I remember this summer afternoon so vividly. I also remember having a distinct impression this day that a terrible life storm was on the horizon and that darkness was near. I didn’t understand that feeling at the time, but looking back, I can see it was my loving Father preparing me … in effect, warning me, to make moments matter.
For almost 2 years following the death of Mitch, certain places in my home evoked the most tender feelings. Whenever I was at my grill, I’d instinctively look to my side hoping to see little Mitch next to me, only to find emptiness. I’d burst into tears, and my heart would break all over again. For a season, all I saw was emptiness, everywhere. I had an aversion to certain rooms in my home – for they reminded me of my absent son and those places became a source of deep pain.
Over time, however, I knew I needed to create new memories in those empty places – to fill those voids with something of joy and happiness. It took time. Step by step, new memory by new memory, I began to replace that sense of profound emptiness with something new.
I think part of my grief was magnified because I wanted to go home … you know, the home I once knew and loved. Yet everything stood as a testament that I was no longer home and that I could never go there again.
Author Thomas Wolfe wrote a book, You Can’t Go Home Again (1940), where, among other things, describes how the passing of time prevents us from returning “home again.” On at least one level, it is a brilliant meditation on life and making the most of the time we have.
On my grief journey, I had to learn I could never go home again … at least to the home I once knew. That time before, with little Mitch, was my old home. Today is now, and that is where I’ve learned to live.
I chronicle my journey with Mitch here, not to fixate on yesteryear and on sorrow – but instead, I write my memories as though I were a weary traveler who discovered a treasure, a memory I wish to keep. I put it here for safe keeping.

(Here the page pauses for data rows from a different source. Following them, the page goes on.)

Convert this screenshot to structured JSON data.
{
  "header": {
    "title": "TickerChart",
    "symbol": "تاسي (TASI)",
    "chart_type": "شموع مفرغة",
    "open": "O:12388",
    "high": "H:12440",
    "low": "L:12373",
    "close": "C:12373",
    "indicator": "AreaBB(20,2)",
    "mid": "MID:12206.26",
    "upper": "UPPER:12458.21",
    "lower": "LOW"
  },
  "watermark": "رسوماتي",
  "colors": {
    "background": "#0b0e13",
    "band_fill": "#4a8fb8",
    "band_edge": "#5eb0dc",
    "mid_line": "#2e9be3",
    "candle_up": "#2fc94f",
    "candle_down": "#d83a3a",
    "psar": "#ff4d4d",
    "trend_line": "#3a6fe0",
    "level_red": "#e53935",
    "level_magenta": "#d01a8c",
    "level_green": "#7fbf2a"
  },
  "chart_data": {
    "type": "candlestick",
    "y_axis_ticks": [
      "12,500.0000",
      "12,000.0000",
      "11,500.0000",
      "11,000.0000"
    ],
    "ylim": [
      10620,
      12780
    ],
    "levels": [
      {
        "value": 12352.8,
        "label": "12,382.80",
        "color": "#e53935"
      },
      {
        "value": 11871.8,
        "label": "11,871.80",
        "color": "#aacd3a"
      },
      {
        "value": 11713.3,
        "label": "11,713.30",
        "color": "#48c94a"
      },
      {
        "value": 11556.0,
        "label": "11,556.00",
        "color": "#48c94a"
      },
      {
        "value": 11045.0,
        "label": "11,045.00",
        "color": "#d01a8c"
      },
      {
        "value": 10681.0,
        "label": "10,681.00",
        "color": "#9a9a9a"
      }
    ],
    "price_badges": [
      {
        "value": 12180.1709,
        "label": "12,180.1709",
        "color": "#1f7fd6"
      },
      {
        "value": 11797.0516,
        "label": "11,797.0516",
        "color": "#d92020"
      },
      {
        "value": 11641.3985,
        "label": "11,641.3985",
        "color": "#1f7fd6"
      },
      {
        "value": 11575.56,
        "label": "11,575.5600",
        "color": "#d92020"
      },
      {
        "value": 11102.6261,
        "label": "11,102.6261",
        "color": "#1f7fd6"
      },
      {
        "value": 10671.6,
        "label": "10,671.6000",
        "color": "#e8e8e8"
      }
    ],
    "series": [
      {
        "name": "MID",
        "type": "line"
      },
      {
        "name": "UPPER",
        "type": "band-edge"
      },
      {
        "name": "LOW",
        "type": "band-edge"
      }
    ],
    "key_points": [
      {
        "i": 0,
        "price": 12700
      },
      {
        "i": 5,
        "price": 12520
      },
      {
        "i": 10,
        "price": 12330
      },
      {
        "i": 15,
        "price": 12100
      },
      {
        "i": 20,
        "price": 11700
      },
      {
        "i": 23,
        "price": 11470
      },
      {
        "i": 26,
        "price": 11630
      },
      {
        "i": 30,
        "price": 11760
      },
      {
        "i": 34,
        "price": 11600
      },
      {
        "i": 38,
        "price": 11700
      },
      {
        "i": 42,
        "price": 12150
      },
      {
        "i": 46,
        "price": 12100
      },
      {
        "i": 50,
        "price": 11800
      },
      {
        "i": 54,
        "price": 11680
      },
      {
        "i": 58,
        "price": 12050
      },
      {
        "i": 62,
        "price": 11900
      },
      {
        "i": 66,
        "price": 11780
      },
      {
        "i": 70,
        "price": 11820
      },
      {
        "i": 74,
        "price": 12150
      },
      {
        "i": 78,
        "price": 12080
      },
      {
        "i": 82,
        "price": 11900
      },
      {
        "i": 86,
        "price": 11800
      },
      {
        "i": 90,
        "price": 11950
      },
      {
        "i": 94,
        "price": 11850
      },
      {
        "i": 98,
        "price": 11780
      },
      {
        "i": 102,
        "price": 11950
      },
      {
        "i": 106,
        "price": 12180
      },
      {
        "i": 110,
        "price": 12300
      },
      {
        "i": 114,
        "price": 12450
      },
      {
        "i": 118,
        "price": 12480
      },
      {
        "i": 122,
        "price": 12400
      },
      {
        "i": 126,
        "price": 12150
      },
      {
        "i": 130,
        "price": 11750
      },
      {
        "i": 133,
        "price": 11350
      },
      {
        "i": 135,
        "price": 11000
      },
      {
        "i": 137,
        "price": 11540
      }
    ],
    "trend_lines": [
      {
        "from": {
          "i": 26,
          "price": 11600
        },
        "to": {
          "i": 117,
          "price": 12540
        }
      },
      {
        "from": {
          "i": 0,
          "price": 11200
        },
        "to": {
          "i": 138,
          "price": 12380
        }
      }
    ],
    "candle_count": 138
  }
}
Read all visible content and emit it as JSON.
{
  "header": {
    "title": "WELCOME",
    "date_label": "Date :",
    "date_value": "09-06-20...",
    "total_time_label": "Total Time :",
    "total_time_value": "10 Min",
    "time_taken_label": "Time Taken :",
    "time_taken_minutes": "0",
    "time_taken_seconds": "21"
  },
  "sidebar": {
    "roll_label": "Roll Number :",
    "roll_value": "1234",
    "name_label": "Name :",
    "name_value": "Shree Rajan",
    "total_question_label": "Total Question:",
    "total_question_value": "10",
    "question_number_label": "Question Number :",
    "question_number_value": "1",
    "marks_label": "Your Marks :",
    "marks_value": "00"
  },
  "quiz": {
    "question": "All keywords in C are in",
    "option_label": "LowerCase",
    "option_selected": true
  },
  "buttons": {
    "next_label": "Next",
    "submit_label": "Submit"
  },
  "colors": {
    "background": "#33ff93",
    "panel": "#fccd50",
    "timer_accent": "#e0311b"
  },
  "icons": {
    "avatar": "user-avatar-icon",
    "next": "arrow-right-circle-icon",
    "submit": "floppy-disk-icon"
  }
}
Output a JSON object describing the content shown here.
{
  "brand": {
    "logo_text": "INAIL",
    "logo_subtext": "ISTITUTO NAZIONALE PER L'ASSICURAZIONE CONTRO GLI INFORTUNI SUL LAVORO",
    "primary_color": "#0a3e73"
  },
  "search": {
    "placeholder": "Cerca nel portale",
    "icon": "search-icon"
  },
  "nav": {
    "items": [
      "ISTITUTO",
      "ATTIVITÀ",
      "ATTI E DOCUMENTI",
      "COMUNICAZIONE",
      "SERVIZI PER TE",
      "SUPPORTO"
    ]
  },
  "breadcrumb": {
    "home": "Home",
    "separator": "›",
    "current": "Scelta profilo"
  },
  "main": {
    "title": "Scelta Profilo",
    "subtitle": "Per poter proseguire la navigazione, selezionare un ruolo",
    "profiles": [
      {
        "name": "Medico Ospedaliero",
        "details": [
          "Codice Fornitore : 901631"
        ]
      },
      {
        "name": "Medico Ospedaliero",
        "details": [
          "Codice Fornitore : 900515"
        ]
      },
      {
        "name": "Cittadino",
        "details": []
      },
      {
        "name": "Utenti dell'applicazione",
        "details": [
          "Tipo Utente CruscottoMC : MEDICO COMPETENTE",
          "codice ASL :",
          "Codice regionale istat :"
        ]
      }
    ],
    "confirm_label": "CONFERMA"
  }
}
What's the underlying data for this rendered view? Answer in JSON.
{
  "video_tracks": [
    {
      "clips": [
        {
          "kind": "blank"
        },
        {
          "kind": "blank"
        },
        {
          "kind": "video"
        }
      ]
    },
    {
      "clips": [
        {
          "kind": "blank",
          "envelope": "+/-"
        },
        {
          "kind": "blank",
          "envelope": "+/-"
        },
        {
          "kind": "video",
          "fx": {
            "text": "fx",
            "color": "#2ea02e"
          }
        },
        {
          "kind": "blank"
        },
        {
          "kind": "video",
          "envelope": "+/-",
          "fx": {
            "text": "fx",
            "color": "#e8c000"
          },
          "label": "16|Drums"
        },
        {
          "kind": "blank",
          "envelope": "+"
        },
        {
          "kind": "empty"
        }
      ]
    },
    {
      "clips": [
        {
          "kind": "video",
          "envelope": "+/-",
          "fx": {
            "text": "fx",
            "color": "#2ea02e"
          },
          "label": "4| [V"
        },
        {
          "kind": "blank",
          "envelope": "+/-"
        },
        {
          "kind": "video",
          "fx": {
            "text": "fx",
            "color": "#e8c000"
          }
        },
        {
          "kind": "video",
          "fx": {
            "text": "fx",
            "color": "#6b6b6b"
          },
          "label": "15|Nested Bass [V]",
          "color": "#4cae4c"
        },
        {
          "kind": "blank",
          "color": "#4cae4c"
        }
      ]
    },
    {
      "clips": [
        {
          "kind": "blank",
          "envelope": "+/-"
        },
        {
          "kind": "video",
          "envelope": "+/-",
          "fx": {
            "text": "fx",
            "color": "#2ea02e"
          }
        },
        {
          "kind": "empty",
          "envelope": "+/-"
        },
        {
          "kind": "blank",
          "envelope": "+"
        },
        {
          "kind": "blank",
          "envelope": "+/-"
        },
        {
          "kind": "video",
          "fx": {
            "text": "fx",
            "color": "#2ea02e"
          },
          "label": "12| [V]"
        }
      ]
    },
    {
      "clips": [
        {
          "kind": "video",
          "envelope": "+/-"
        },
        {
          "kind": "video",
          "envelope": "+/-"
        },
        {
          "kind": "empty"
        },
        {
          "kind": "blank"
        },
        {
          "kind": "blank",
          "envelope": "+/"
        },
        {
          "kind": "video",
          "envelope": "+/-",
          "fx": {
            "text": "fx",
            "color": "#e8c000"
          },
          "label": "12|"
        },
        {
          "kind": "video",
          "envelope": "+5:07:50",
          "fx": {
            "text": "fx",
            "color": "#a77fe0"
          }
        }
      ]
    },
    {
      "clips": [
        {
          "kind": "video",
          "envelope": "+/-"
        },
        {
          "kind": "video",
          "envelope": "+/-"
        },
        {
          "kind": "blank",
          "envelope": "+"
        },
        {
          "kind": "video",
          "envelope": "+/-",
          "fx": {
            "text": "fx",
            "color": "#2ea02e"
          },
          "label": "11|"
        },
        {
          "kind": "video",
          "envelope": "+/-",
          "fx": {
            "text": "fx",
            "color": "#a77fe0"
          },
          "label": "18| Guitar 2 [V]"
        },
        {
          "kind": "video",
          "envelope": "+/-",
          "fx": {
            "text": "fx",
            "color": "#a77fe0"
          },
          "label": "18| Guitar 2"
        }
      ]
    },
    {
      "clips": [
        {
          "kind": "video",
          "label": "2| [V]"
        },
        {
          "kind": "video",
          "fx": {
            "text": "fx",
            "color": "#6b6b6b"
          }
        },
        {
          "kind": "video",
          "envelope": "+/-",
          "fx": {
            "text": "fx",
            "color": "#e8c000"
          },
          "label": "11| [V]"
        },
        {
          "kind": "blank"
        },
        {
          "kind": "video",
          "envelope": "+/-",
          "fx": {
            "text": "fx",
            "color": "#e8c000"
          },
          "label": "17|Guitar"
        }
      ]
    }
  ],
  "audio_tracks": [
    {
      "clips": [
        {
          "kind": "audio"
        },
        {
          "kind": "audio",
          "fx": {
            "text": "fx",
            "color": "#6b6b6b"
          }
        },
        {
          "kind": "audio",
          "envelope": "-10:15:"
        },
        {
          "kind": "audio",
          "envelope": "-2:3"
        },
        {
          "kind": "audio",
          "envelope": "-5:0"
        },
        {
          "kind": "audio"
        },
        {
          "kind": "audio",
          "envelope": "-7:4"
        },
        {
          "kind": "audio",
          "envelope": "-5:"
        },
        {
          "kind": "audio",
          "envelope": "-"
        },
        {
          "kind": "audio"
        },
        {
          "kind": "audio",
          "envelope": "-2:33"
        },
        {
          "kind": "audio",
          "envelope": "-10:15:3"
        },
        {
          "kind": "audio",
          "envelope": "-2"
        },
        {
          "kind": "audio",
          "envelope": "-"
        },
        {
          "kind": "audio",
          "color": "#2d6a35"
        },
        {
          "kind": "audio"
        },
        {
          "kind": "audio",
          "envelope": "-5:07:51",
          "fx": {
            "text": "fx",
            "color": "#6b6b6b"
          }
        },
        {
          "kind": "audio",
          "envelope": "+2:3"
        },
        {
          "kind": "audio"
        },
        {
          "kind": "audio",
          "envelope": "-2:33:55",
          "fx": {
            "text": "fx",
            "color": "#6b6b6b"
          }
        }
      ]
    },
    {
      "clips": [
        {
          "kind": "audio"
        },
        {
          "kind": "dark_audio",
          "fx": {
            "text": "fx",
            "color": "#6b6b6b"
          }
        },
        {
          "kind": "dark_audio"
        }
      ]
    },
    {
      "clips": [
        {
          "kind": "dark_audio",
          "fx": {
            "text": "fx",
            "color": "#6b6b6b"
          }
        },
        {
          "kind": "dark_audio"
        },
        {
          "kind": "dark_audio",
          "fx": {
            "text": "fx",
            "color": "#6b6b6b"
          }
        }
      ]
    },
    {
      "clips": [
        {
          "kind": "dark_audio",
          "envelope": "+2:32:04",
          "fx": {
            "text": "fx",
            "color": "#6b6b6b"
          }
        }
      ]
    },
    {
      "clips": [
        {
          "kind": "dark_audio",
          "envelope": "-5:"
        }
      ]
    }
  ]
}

Pain has been my teacher and has shown me how to appreciate my present. Whether through death or simply the passage of time, all that we have today will be different tomorrow. In a few short years, my children will have graduated from high school, and I will never be able to go back to this home I have now again. So today, I will live in my home … my current reality … and I will love that place and all that dwell therein. For on some tomorrow, I’ll have a new home, and I’ll learn to adjust once again.